An author ought to consider himself, not as a gentleman who gives a private or eleemosynary treat, but rather as one who keeps a public ordinary, at which all persons are welcome for their money. In the former case, it is well known that the entertainer provides what fare he pleases; and though this should be very indifferent, and utterly disagreeable to the taste of his company, they must not find any fault; nay, on the contrary, good breeding forces them outwardly to approve and to commend whatever is set before them. Now the contrary of this happens to the master of an ordinary. Men who pay for what they eat will insist on gratifying their palates, however nice and whimsical these may prove; and if everything is not agreeable to their taste, will challenge a right to censure, to abuse, and to d--n their dinner without controul.

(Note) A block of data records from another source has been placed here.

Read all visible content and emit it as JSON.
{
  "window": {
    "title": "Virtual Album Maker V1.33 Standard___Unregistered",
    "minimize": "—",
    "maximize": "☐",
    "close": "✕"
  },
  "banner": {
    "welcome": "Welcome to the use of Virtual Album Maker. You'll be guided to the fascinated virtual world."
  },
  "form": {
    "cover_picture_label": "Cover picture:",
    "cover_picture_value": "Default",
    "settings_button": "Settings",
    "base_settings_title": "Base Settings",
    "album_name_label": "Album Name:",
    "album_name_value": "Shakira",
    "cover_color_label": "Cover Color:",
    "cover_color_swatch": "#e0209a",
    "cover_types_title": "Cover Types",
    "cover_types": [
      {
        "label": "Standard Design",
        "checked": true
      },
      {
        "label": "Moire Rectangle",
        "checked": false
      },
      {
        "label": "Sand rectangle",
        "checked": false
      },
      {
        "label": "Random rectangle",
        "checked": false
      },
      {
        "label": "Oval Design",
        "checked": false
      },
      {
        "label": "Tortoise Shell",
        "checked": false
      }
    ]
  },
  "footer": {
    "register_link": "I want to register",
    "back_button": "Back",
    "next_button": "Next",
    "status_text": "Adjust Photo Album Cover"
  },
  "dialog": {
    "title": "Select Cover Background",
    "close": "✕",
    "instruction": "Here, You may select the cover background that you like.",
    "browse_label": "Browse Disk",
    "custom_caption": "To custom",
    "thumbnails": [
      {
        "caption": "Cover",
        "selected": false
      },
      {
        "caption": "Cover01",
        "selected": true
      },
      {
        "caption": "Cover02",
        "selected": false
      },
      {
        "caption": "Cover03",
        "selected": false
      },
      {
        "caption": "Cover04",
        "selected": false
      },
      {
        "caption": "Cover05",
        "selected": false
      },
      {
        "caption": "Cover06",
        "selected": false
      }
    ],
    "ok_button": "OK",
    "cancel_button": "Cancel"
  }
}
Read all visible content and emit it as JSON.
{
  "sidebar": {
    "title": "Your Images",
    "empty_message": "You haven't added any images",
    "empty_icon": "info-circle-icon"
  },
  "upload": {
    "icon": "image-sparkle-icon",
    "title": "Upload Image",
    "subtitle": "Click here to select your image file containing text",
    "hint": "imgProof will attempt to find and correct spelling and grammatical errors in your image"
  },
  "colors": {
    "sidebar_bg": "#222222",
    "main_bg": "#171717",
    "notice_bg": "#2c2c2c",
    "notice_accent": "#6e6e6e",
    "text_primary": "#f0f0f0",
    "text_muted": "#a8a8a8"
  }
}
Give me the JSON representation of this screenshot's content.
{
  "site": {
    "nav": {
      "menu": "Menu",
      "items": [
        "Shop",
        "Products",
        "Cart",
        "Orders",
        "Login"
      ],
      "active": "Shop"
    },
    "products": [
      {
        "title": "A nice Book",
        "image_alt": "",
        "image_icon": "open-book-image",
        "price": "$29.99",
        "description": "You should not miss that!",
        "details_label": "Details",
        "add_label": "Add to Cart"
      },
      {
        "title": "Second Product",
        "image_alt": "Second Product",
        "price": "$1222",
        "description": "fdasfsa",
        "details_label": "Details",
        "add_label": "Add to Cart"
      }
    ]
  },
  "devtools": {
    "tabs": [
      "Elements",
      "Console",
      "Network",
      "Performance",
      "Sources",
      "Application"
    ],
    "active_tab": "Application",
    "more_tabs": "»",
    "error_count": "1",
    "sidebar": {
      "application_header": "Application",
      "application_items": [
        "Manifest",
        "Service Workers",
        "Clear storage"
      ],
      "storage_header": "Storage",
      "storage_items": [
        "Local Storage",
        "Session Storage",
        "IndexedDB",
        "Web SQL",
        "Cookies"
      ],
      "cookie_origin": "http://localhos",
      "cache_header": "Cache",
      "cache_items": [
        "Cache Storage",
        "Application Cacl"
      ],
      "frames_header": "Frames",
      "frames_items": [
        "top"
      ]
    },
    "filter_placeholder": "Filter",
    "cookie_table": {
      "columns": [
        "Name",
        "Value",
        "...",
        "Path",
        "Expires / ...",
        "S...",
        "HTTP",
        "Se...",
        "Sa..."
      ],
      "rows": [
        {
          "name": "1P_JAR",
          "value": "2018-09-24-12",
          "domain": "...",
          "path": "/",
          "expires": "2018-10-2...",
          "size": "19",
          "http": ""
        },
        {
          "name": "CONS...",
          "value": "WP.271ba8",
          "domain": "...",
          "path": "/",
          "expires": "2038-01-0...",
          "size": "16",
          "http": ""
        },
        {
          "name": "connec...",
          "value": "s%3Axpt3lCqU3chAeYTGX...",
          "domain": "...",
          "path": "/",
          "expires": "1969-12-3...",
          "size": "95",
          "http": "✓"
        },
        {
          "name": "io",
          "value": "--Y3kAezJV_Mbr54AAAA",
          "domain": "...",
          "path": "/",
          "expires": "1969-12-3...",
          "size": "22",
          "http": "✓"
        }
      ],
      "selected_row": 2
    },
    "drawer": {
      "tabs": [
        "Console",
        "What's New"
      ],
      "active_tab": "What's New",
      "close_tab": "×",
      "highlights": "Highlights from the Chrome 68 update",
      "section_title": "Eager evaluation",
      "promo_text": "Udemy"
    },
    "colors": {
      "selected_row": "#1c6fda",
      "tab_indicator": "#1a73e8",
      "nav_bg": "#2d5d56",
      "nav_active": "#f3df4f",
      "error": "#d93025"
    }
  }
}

To prevent, therefore, giving offence to their customers by any such disappointment, it hath been usual with the honest and well-meaning host to provide a bill of fare which all persons may peruse at their first entrance into the house; and having thence acquainted themselves with the entertainment which they may expect, may either stay and regale with what is provided for them, or may depart to some other ordinary better accommodated to their taste.
Fielding speaks metaphorically, and as a writer of fiction, of course, but what he says is true for the academic writer, too. What is the abstract, after all, except a "bill of fare" in Fielding's terms? As writers, especially as academic writers, our purpose is (or ought to be) to share our ideas, and to that end we should endeavor to reveal to our readers what they can expect, so they can decide whether to read or move on. On a more general level, what Fielding is suggesting is that structure, generally,--that is out choice of where to place elements--is one of the ways that we can reach our readers: we make structural choices so that we get the responses we want--for example, so that the reader can decide whether to move on or not.